Many classical and modern techniques of selection require less protean dynamics when it comes to the model which they attempt to detect. Basically, many of the standard selection detection methods are looking for a simple perturbation in the pattern of variation that’s expected. A strong powerful recent sweep on a single mutation is like the spherical cow of evolutionary genetics. It happens. And it’s easy to model and detect. But it may not be nearly as important as our ability to detect these “hard sweeps” may suggest to us.

In contrast, if selection targets a larger number of independent mutations, then you get a “soft sweep,” which is harder to detect, because it is no singular event. Complexity is the enemy of detection. As a thought experiment, if you selected for height within a population you may catch some large effect alleles that would leave strong signals, but most of the dynamic would leave a polygenic footprint, distributed across innumerable genes.

The Duffy locus is somewhat in the middle. The authors distinguish between selection on standing variation (the allele frequency is higher than a single new mutation within the population) and a soft sweep, where multiple variants against different haplotypes are subject to selection. Their models and results strongly support selection on standing variation for the FY*O variant, and perhaps selection for the FY*A variant.

These selection events were very old, and very strong. Selection coefficients on the order of 4% are hard to believe in a natural environment. Curiously the coalescence times for the haplotypes some of these alleles indicate that selection was contemporaneous with the emergence of modern humans out of Africa, about ~50,000 years ago. From their sequence data analysis the different alleles have been segregating for a long time in the collective human population, and powerful sweeps fixed FY*O in both the ancestors of the Bantu and Pygmies before they diverged from each other. In contrast the Khoisan samples suggest that FY*O introgressed into their population from newcomers, while variants of FY*A are ancestral.

The big picture here is that selection is ancient, that it is powerful, and it was a dynamic even before our species diversified into various lineages.

If you read the paper, and you should, it’s pretty clear that a lot of the adaptive story was suspected. It’s just with modern genomics and fancy ABC methods you can put point estimates and intervals on these hunches. But another issue, as they note in the piece, is that we have a better grasp of African population structure today than in the past, and this allows for better framing.

But it is here I have some caution to throw. At one point citing a 2012 paper the authors suggest “The KhoeSan peoples are a highly diverse set of southern African populations that diverged from all other populations approximately 100 kya.” I can tell you that some credible researchers who have access to whole genome sequences and have been looking at this question peg the divergence date closer to 200,000 years. Some of the issue here is that you need to decompose later gene flow, which will reduce the distance between populations. Easier said than done.

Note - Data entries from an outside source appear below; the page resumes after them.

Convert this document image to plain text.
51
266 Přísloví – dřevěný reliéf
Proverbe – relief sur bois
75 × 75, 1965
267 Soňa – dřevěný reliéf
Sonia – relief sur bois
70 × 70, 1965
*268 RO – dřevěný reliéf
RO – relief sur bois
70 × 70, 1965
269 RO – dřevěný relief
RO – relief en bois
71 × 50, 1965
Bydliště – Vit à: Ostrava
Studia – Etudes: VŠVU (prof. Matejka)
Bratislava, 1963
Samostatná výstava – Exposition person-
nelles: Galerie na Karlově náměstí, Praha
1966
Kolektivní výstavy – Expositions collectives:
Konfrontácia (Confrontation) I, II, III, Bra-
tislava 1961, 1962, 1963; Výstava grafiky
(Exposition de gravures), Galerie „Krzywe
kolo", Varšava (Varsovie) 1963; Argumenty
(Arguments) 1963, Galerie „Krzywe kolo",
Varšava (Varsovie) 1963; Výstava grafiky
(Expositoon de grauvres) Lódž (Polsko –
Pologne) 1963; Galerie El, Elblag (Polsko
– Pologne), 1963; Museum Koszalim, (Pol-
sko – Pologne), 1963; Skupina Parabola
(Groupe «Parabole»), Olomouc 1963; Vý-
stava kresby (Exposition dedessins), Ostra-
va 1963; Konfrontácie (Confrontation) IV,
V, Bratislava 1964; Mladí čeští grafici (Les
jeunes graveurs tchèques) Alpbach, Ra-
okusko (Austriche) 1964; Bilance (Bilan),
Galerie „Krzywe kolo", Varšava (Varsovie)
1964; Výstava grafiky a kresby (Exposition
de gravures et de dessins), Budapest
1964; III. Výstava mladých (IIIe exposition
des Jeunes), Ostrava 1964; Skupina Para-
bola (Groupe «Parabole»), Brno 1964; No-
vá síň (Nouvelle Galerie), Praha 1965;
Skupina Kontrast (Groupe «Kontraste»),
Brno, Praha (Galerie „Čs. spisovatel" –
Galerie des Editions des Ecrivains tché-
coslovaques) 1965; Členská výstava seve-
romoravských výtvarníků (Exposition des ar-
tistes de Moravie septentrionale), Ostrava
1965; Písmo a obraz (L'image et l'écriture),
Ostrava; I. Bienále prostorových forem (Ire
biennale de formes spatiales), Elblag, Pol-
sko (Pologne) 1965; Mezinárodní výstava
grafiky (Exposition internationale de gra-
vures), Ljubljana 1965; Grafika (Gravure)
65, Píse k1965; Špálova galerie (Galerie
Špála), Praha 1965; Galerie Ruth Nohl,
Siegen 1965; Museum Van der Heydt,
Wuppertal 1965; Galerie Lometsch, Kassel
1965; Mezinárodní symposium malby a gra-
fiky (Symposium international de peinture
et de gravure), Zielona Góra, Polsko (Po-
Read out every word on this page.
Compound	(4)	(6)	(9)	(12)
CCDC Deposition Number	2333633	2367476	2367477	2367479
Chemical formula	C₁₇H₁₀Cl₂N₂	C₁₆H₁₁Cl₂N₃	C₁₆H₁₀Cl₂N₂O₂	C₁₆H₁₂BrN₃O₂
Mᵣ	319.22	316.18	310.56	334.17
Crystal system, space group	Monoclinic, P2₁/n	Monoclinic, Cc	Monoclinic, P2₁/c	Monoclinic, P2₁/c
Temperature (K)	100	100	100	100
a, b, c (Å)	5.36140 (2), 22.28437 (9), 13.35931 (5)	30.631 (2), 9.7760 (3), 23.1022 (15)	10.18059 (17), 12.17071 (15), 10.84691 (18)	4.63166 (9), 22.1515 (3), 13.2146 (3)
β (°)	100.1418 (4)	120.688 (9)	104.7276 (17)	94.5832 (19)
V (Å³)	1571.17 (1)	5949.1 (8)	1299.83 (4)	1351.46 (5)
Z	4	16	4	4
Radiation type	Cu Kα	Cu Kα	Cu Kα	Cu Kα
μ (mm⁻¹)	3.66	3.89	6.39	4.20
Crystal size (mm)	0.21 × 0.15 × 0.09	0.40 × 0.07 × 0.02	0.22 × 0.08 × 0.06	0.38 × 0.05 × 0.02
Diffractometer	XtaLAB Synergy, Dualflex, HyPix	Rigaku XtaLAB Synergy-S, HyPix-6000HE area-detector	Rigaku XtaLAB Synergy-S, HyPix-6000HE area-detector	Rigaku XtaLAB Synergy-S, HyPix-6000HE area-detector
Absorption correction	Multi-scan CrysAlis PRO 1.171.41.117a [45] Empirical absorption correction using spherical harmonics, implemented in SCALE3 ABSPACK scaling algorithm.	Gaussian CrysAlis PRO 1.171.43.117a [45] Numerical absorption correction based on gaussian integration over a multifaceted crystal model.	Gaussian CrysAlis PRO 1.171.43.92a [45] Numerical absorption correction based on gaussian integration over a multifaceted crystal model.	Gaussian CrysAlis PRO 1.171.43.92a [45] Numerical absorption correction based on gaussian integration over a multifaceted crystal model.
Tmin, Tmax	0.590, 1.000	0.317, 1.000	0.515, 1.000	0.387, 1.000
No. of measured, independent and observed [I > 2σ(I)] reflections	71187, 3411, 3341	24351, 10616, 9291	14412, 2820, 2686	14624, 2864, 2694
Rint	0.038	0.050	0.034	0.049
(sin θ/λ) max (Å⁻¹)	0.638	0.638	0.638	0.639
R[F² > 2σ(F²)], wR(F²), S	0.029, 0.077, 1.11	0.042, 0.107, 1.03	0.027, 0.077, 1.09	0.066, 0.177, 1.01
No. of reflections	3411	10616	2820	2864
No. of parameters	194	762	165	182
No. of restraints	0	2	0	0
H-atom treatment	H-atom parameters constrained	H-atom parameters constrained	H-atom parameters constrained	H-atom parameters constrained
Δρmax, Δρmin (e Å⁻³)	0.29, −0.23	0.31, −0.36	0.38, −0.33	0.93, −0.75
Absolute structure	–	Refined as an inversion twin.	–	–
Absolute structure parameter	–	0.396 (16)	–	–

The genetic prehistory of the African continent is almost certainly much more complex than what is presented in the paper, largely due to lack of ancient DNA within Africa. Northern Eurasia turned out to be far more complex than had earlier been guessed…and it is likely that Northern Eurasia has had a simpler history because of its much shorter time of habitation.

If I had to guess I suspect that the ancestors of the Khoisan as we understand them were a separate and distinct group who diverged between ~100,000 and ~200,000 years ago from other extant African populations. But I suspect our clarity is very low in relation the sort of structure which eventually resulted in the shake-out of only a few large groups of Sub-Saharan Africans aside from the Khoisan.

Citation: Population genetic analysis of the DARC locus (Duffy) reveals adaptation from standing variation associated with malaria resistance in humans.